Our current research strongly indicates that the two sheets of figures praying are the work of Carlo Urbino himself. Yet, when these drawings were recently restored, the verso of each one revealed a previous attribution to Cavedone (Sassuolo 1577-c1660 Bologna). Furthermore, based on study in the Witt Library, Courtauld Institute of Art, London, these two works were also exhibited by Galleria del Guidice, Genoa (date unknown) as attributed to Pier Francesco Mazzuccelli called Il Morazzone (1571-1626). In reality, these two drawings are stylistically very close to a sheet originally attributed to Bernardino Campi. The drawing, known as ‘Cristo risana il figlio della vedova di Naim’, and now in Cremona, Museo Civico (inv. B83), was made for a fresco in the Taverna chapel in Santa Maria delle Passione, Milan. Moreover, another sheet representing ‘The Virgin holding the Dead Christ’ in Torino, Reale (146466 79B) comparable in style and technique to our two small drawings is tentatively ascribed to ‘Circle of Bernardino Campi’.
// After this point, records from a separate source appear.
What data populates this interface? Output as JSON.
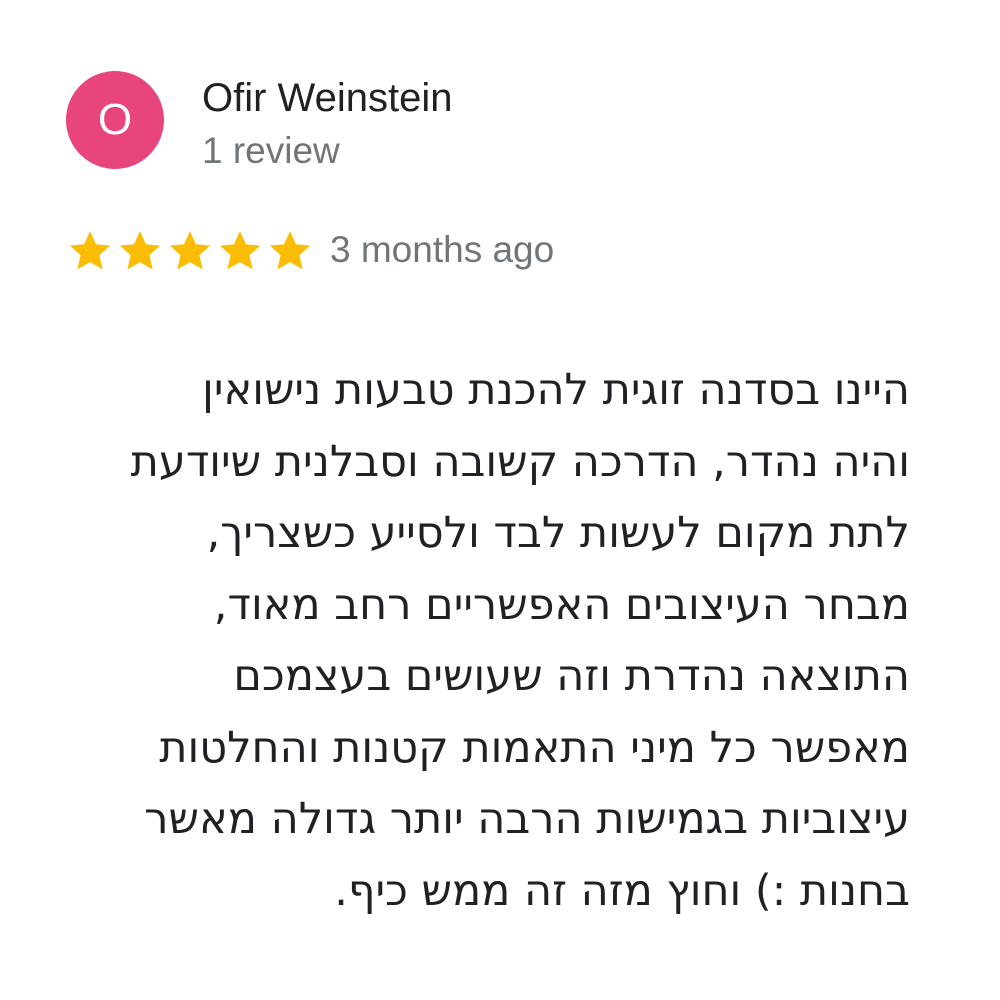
{
  "reviewer": {
    "initial": "O",
    "name": "Ofir Weinstein",
    "review_count": "1 review",
    "avatar_color": "#e8457c"
  },
  "rating": {
    "stars": 5,
    "max_stars": 5,
    "star_color": "#fbbc04",
    "time_ago": "3 months ago"
  },
  "review": {
    "lines": [
      "היינו בסדנה זוגית להכנת טבעות נישואין",
      "והיה נהדר, הדרכה קשובה וסבלנית שיודעת",
      "לתת מקום לעשות לבד ולסייע כשצריך,",
      "מבחר העיצובים האפשריים רחב מאוד,",
      "התוצאה נהדרת וזה שעושים בעצמכם",
      "מאפשר כל מיני התאמות קטנות והחלטות",
      "עיצוביות בגמישות הרבה יותר גדולה מאשר",
      "בחנות :) וחוץ מזה זה ממש כיף."
    ]
  }
}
It is evident from the foreshortening of both our drawings that they were intended for a composition to be seen from a distance and high above eye level. Their purpose may have been for the frescoed decoration of a vault or as part of an altarpiece. With the subtle use of rhythmic line, Urbino endowed these studies with a visual liveliness, so typical of the prevailing Cremonese style. Drawn in a linear style consistent with Carlo Urbino’s later graphic work, there are striking similarities between our two studies and the drawings in Cremona and in Torino. Without a doubt, these two sheets of kneeling figures not only illustrate Carlo Urbino’s debt to Italian and Flemish artists but also the artistic legacy he gained from his collaboration with Bernardino Campi.
The present sheet was formerly owned by Guiseppe Vallardi (1784-1863), an important Italian dealer in engravings and drawings as well as artistic advisor to the Ambriosana Biblioteca, Milan, and Honorary Curator to the Archinto Cabinetto also in Milan . Due to a death in his family, two auctions were held in 1860 (February and December) whereby engravings and Old Master Drawings were sold, the latter at very low prices. A number of Vallardi’s drawings (some in the original album) were subsequently offered in Feb. 1953 by the Swiss dealer Eggar.
The attribution of this drawing was made by Hugo Chapman.